Now Egg Benedict is my favorite savory breakfast! If a restaurant doesn’t have it on its brunch menu, I won’t go. Lol.

There are so many variations of it now. Lobster, crab cake, even friend chicken. I love them all! But my favorite is still the classic. English muffin, Canadian bacon, poached egg with Hollandaise Sauce…. soooo good!

Since I’m still doing Keto, I made an easy 70 second Keto microwave mug bread for this one.

Mix Almond flour, baking powder, butter and egg white in an extra large mug. Microwave it for 70 seconds.

Turn the mug over to get it out. Then toast it on both sides.

I’m not letting anything stop me from having my favorite breakfast! I even added a little sautéed spinach.

Happy National Eggs Benedict Day!

Recipe:

2 pieces of Keto bread or 2 halves of English Muffins

2 poached eggs

1/2 bag spinach

1 tbsp oil

2 pieces Canadian bacon

Hollandaise sauce

Chopped green onions for garnish

Salt

Pepper

Keto bread:

2 tbsp butter

6 tbsp almond flour

1 tsp baking powder

2 egg whites

Hollandaise Sauce:

2 egg yolks

1 1/2 tsp lemon juice

1/2 stick melted butter

Salt

pepper

For the bread:

This recipe is for 2 breads.

In 2 mugs, place 1 tablespoon of butter in each.
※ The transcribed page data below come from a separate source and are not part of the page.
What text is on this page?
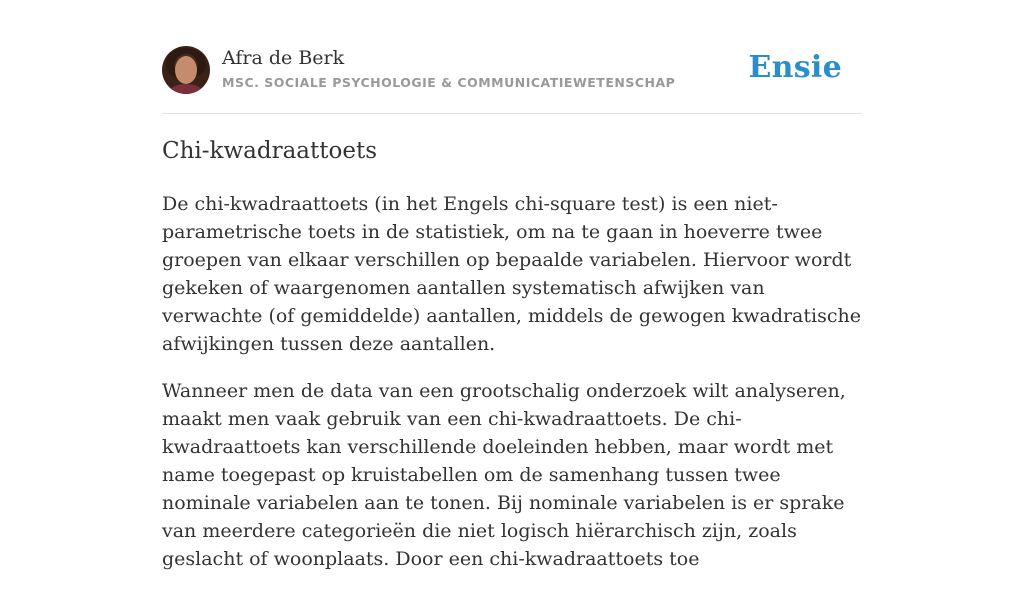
Afra de Berk
MSC. SOCIALE PSYCHOLOGIE & COMMUNICATIEWETENSCHAP Ensie
Chi-kwadraattoets

De chi-kwadraattoets (in het Engels chi-square test) is een niet-parametrische toets in de statistiek, om na te gaan in hoeverre twee groepen van elkaar verschillen op bepaalde variabelen. Hiervoor wordt gekeken of waargenomen aantallen systematisch afwijken van verwachte (of gemiddelde) aantallen, middels de gewogen kwadratische afwijkingen tussen deze aantallen.

Wanneer men de data van een grootschalig onderzoek wilt analyseren, maakt men vaak gebruik van een chi-kwadraattoets. De chi-kwadraattoets kan verschillende doeleinden hebben, maar wordt met name toegepast op kruistabellen om de samenhang tussen twee nominale variabelen aan te tonen. Bij nominale variabelen is er sprake van meerdere categorieën die niet logisch hiërarchisch zijn, zoals geslacht of woonplaats. Door een chi-kwadraattoets toe
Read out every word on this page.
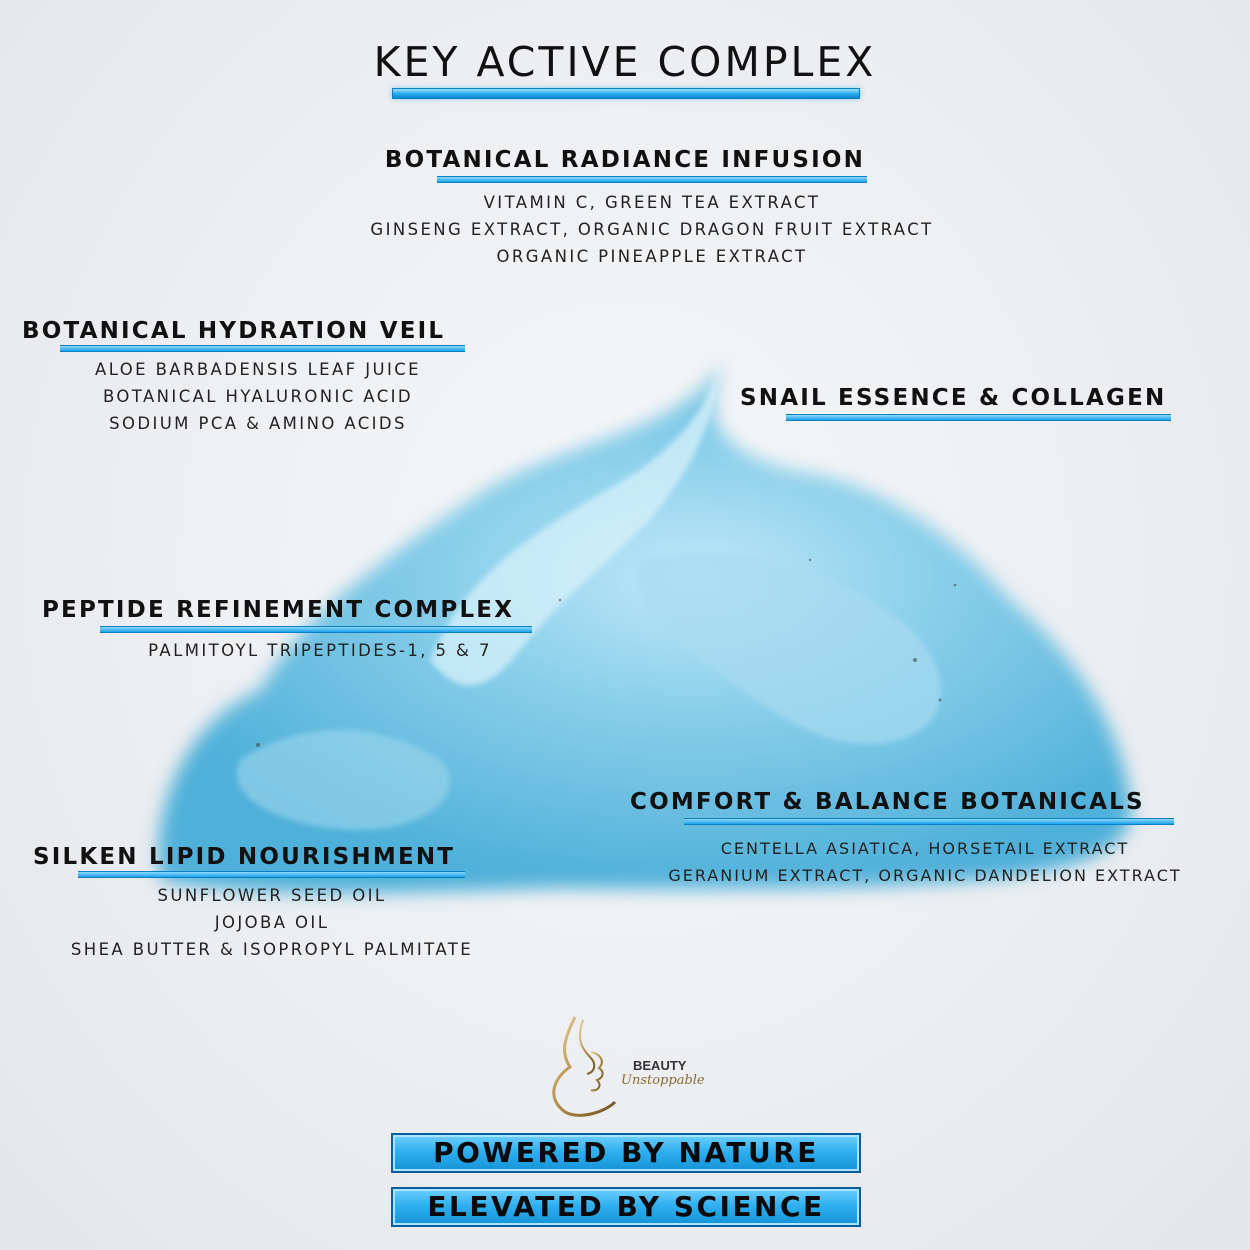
KEY ACTIVE COMPLEX
BOTANICAL RADIANCE INFUSION
VITAMIN C, GREEN TEA EXTRACT
GINSENG EXTRACT, ORGANIC DRAGON FRUIT EXTRACT
ORGANIC PINEAPPLE EXTRACT
BOTANICAL HYDRATION VEIL
ALOE BARBADENSIS LEAF JUICE
BOTANICAL HYALURONIC ACID
SODIUM PCA & AMINO ACIDS
SNAIL ESSENCE & COLLAGEN
PEPTIDE REFINEMENT COMPLEX
PALMITOYL TRIPEPTIDES-1, 5 & 7
COMFORT & BALANCE BOTANICALS
CENTELLA ASIATICA, HORSETAIL EXTRACT
GERANIUM EXTRACT, ORGANIC DANDELION EXTRACT
SILKEN LIPID NOURISHMENT
SUNFLOWER SEED OIL
JOJOBA OIL
SHEA BUTTER & ISOPROPYL PALMITATE
BEAUTY
Unstoppable
POWERED BY NATURE
ELEVATED BY SCIENCE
Melt them in the microwave. To each mug add, 3 tablespoons of almond flour, 1/2 teaspoon of baking powder, and one egg white. Stir completely. Microwave each mug separately for 70 seconds. Turn the mugs over to let the bread fall out. Toast on both sides.

For the Hollandaise:

Place yolks and lemon juice in a stainless steel bowl. Whisk vigorously. Place over a pot with a little water that’s lightly boiling. Pour in melted butter and you continue to whisk until the mixture is thicker. Add salt and pepper to taste.

Spinach:

In a pan over medium heat, add 1 tbsp oil. Add spinach, a dash of salt and pepper and sauté until spinach is slightly wilted. Do not cook for too long.

To poach the eggs, bring a pot filled 1/2 way with water and 2 tbsp vinegar to a simmer. Crack an egg into a cup or bowl. Lower the cup to the water and slowly drop in the egg. Repeat with second egg. Let egg cook until the egg white is done and the yolk is still runny.

Assembly:

On a plate, place both Keto breads or English muffins.

Top with Canadian bacon, spinach, and poached egg on each. Drizzle with hollandaise sauce and sprinkle with green onions.

  1. These look AMAZING!!! Yum!

  2. These look amazing! And that sauce. OMG.

  3. This sounds wonderful – eggs benedict is one of my favorite indulgences – and is hands-down at least one of the top five reasons my husband married me 🙂
    This looks wonderful, and I am absolutely, 100% making keto bread because I have never heard of this before and it sounds perfect for low carb!